Von den im Rahmen des Screenings identifizierten Baseline-Teilnehmern erhielten 76% alle vorgesehenen Interventionskomponenten. Die Studienteilnehmer beider Rekrutierungswege gaben zum 6-Monats-Follow-up eine signifikante Reduktion der Trinktage an (p = 0,003). Außerdem berichteten die medienrekrutierten Probanden eine Reduktion der Trinkmenge pro Tag (p = 0,034).
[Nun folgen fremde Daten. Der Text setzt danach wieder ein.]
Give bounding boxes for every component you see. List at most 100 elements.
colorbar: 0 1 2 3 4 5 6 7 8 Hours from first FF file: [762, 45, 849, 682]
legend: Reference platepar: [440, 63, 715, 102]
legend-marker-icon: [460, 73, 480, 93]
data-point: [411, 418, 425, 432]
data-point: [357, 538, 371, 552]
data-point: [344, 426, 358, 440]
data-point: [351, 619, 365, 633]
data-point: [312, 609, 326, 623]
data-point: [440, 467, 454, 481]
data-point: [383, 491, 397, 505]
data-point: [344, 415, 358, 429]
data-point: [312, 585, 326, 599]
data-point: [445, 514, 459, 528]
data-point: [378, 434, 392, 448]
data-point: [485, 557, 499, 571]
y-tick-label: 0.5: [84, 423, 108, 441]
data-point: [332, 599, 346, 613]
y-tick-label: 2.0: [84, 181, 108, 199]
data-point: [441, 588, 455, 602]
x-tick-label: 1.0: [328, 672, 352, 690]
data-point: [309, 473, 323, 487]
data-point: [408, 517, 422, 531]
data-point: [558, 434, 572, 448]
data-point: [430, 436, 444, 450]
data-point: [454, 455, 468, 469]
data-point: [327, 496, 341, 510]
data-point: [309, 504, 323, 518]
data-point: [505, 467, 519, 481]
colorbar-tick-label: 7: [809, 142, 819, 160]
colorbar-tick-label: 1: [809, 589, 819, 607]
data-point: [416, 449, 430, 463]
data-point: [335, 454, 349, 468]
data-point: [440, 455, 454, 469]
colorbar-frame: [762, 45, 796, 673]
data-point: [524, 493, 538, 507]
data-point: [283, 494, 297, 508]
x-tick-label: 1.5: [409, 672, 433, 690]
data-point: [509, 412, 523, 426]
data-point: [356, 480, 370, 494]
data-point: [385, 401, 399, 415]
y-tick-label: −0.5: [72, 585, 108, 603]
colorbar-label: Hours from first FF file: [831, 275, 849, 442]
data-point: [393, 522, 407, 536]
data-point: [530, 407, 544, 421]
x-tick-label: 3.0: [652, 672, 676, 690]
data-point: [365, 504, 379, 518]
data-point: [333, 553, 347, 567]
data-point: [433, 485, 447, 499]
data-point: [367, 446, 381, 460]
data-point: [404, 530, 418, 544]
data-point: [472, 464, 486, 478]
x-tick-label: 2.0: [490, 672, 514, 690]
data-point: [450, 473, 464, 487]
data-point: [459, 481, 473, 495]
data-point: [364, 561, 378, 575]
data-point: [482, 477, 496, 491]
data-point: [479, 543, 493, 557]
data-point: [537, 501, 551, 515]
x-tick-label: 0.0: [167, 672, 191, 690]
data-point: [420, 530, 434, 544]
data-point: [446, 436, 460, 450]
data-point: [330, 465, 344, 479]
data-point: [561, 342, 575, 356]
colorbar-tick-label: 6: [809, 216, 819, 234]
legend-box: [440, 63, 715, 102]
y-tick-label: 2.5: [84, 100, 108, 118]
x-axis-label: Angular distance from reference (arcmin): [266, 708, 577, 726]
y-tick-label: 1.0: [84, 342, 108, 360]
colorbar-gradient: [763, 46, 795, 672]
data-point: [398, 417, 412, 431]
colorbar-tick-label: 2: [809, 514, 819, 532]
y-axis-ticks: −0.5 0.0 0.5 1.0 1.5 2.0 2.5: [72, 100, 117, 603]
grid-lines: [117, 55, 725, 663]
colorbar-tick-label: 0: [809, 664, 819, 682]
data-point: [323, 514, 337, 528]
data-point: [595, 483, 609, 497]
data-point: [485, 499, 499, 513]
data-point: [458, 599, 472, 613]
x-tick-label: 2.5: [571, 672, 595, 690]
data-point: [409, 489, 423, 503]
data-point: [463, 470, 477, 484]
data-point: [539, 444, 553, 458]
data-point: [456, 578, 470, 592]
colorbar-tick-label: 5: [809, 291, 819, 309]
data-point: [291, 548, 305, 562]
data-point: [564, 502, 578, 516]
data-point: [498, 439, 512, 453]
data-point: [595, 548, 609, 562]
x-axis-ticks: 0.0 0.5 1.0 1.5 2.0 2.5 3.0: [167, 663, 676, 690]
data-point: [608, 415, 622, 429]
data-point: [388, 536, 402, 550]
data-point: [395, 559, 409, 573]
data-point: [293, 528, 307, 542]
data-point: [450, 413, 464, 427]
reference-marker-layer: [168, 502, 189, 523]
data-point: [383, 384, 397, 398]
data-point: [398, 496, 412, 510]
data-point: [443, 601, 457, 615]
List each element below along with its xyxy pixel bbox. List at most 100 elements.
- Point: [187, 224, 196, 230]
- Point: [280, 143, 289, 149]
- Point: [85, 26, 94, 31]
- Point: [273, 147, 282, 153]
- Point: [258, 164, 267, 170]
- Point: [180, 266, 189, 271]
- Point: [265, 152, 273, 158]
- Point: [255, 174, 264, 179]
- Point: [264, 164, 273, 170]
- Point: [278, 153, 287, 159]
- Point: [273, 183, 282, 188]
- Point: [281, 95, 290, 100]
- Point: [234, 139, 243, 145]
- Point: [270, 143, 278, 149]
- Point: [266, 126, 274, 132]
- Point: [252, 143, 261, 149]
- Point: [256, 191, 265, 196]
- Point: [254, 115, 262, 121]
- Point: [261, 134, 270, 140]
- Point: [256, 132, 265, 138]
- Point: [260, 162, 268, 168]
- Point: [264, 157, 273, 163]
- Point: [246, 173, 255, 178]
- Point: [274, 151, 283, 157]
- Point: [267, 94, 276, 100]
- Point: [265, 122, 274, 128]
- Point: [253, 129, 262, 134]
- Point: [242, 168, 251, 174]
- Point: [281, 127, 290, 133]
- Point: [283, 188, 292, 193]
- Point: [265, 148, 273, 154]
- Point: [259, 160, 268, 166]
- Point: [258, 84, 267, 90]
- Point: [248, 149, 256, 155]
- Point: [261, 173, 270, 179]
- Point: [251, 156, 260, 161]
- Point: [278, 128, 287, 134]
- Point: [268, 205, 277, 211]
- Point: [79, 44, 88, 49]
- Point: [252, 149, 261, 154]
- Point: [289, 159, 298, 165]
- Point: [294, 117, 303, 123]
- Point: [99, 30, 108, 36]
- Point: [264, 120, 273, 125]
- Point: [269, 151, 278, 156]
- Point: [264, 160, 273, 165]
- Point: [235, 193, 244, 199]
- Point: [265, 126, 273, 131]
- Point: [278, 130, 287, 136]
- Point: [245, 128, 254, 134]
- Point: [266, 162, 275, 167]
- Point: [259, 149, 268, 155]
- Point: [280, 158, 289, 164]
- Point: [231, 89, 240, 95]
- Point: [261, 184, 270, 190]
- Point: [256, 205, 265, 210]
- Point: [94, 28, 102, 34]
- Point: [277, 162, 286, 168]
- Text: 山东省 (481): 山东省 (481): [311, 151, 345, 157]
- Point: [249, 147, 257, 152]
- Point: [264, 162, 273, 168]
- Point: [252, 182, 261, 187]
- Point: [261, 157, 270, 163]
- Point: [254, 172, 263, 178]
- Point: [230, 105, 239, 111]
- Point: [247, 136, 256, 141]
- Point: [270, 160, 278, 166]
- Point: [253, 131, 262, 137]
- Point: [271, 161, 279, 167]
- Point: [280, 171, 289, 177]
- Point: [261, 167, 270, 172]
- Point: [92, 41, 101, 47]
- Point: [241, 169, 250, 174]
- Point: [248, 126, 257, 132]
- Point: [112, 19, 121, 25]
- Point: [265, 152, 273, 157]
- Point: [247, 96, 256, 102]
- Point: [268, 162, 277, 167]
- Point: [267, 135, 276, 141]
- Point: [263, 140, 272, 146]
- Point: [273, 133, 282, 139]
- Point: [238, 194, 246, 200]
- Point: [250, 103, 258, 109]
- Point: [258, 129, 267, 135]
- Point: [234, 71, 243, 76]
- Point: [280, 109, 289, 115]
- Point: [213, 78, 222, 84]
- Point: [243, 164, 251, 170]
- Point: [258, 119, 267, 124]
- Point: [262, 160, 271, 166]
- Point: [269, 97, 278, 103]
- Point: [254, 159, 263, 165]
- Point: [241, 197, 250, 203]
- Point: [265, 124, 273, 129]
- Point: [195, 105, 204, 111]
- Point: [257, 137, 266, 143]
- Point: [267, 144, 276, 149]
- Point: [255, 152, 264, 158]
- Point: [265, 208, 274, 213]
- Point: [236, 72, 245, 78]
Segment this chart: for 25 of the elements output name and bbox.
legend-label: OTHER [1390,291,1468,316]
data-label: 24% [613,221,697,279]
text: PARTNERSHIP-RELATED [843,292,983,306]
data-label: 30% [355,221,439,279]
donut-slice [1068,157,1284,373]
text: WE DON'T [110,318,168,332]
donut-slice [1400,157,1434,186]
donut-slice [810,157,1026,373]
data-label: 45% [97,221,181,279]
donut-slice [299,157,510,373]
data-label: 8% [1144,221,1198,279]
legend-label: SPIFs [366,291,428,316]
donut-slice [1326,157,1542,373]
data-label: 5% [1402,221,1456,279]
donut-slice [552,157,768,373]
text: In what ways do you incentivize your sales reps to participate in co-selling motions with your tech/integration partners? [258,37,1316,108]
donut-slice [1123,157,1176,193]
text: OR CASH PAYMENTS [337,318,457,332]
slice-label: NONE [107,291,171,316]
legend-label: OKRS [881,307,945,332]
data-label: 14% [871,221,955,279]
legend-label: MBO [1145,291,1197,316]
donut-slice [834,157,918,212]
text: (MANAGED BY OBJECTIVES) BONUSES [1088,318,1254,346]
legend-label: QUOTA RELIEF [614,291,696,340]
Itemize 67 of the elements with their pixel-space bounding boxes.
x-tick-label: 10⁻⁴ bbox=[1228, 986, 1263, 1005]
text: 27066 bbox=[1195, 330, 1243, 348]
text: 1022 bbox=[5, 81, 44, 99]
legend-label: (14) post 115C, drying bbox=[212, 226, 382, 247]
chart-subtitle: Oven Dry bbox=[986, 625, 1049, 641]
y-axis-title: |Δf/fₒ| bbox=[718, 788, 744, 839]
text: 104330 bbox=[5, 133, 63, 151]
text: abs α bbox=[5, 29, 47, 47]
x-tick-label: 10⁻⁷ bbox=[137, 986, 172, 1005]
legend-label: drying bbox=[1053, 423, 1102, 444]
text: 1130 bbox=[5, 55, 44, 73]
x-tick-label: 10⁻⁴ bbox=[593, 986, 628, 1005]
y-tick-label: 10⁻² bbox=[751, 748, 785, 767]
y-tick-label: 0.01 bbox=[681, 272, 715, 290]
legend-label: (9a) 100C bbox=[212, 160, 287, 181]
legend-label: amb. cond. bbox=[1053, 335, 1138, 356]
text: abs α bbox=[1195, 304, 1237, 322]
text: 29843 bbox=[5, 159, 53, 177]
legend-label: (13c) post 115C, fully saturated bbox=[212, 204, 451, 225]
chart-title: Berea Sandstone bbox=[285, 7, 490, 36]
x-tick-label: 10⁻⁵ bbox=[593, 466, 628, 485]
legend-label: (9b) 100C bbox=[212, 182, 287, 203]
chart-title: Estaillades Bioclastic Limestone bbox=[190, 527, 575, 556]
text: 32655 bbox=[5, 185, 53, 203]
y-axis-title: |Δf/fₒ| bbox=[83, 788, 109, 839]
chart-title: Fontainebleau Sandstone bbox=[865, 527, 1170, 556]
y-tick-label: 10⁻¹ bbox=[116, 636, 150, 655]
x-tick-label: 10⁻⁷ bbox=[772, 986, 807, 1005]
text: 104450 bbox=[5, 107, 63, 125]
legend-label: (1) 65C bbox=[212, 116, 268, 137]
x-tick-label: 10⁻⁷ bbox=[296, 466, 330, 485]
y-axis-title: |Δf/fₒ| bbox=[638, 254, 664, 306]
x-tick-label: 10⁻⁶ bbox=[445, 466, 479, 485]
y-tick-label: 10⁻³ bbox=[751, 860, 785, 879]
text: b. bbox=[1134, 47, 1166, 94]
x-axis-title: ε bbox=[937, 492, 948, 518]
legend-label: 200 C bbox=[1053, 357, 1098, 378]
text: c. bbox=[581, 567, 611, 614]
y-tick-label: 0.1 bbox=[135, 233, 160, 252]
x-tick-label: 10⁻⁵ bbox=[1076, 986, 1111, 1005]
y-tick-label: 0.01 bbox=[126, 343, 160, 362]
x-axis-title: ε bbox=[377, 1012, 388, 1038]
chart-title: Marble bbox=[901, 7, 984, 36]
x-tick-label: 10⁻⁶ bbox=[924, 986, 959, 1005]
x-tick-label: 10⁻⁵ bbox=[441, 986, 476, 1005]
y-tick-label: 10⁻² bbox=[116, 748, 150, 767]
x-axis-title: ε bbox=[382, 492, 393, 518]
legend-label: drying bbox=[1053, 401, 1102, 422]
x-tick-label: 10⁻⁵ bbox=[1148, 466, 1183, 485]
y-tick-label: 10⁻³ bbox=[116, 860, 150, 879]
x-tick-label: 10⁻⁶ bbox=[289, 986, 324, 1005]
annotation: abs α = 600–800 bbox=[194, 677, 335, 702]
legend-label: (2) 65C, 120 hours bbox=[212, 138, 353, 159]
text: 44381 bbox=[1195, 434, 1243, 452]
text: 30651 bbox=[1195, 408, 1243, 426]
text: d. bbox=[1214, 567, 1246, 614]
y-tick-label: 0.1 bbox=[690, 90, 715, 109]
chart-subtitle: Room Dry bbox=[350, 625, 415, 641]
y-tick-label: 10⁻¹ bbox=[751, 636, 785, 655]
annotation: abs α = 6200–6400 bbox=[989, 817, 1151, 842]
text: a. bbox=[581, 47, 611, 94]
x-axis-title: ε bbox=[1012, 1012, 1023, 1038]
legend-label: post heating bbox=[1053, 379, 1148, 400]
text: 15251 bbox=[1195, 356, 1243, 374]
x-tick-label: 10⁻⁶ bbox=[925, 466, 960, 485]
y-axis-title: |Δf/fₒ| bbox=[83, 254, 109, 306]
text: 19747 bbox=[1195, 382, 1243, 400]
In Bezug auf die Depressivität zeigte sich für alle Teilnehmer, verglichen mit der beeinträchtigendsten Episode in den letzten 12 Monaten vor Einschluss, eine Abnahme. Weiterhin nahm die Anzahl der berichteten depressionspräventiven Verhaltensweisen zu (p = 0,001). Im Tiefeninterview bewerten 87% der Teilnehmer die Intervention als „gut“ oder „sehr gut“. Weiterhin gab die Mehrheit der Teilnehmer an, dass sich die Teilnahme für sie (eher) gelohnt hätte und sie das Programm (eher) weiterempfehlen würden. Weitere qualitative Daten wurden zur partizipativen Optimierung der Intervention genutzt.

Schlussfolgerung:

Die Ergebnisse der Pilotstudie belegen die Praktikabilität der Intervention und der Studienlogistik. In Vorbereitung auf eine Wirksamkeitsstudie wird derzeit eine randomisiert kontrollierte Studie begonnen, um mögliche Interventionseffekte zu explorieren.